02 - Le peuple de Nowruz | Quatre renaissances iraniennes | RoohSavar
Dans cet épisode, nous allons parler de Nowruz, le nouvel an iranien, symbole culturel de tout un pays mais aussi des peuples au-delà des frontières géopolitiques actuelles de l’Iran actuel.
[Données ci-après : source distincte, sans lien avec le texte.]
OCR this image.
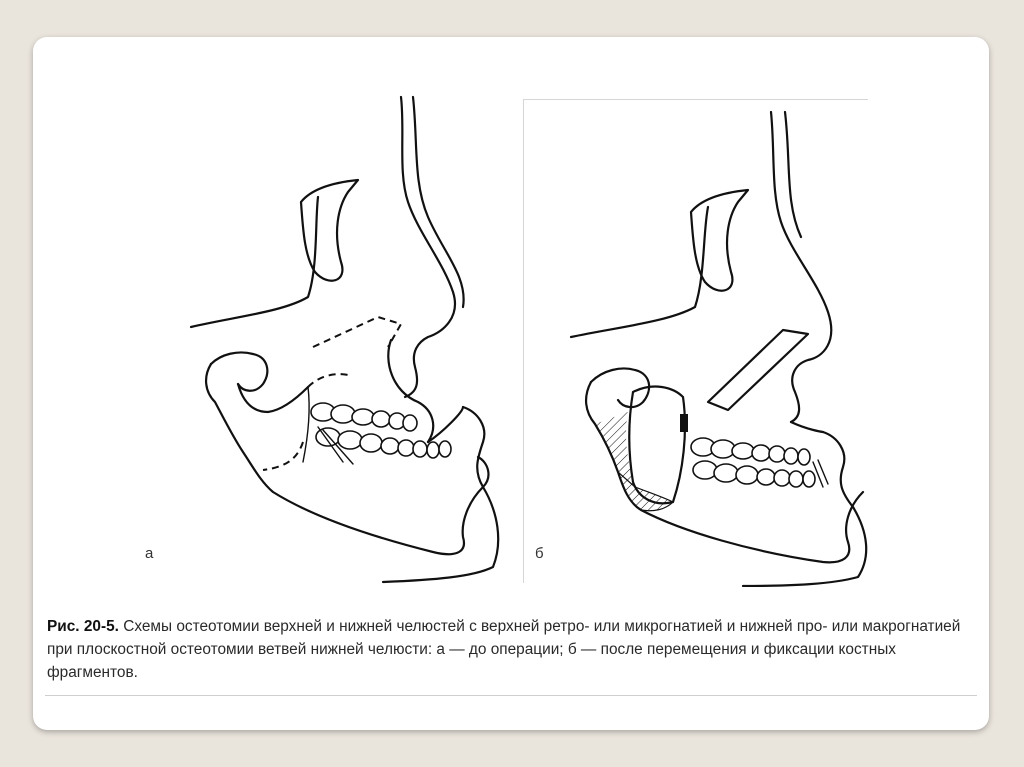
а	б
Рис. 20-5. Схемы остеотомии верхней и нижней челюстей с верхней ретро- или микрогнатией и нижней про- или макрогнатией при плоскостной остеотомии ветвей нижней челюсти: а — до операции; б — после перемещения и фиксации костных фрагментов.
Nowruz, le Nouvel an persan, correspond à l'équinoxe du printemps. L'origine et le moment de l'apparition de Nowruz sont mal connus. Nowruz n'est pas seulement une fête célébrant l'arrivée du printemps. C’est également le symbole culturel de tout un pays mais aussi des peuples au-delà des frontières géopolitiques actuelles de l’Iran, un élément d'union entre Persans, Kurdes, Azéris, Lurs, Mazanis, Gilakis, Tadjiks, Hazaras, Pashtouns, Arabes, Baloutches, etc. Les habitants des différentes régions du plateau iranien le célèbrent encore de nos jours. Nowruz est considéré comme le début du Nouvel An en Iran et en Afghanistan et il est officiellement férié dans d'autres pays tels que le Tadjikistan, la Russie, le Kirghizistan, le Kazakhstan, la Syrie, l'Irak, la Géorgie, l'Azerbaïdjan, l'Albanie, la Chine, la Turquie, le Turkménistan, l'Inde, le Pakistan et l'Ouzbékistan. Il reste la plus importante célébration annuelle de l'Iran moderne.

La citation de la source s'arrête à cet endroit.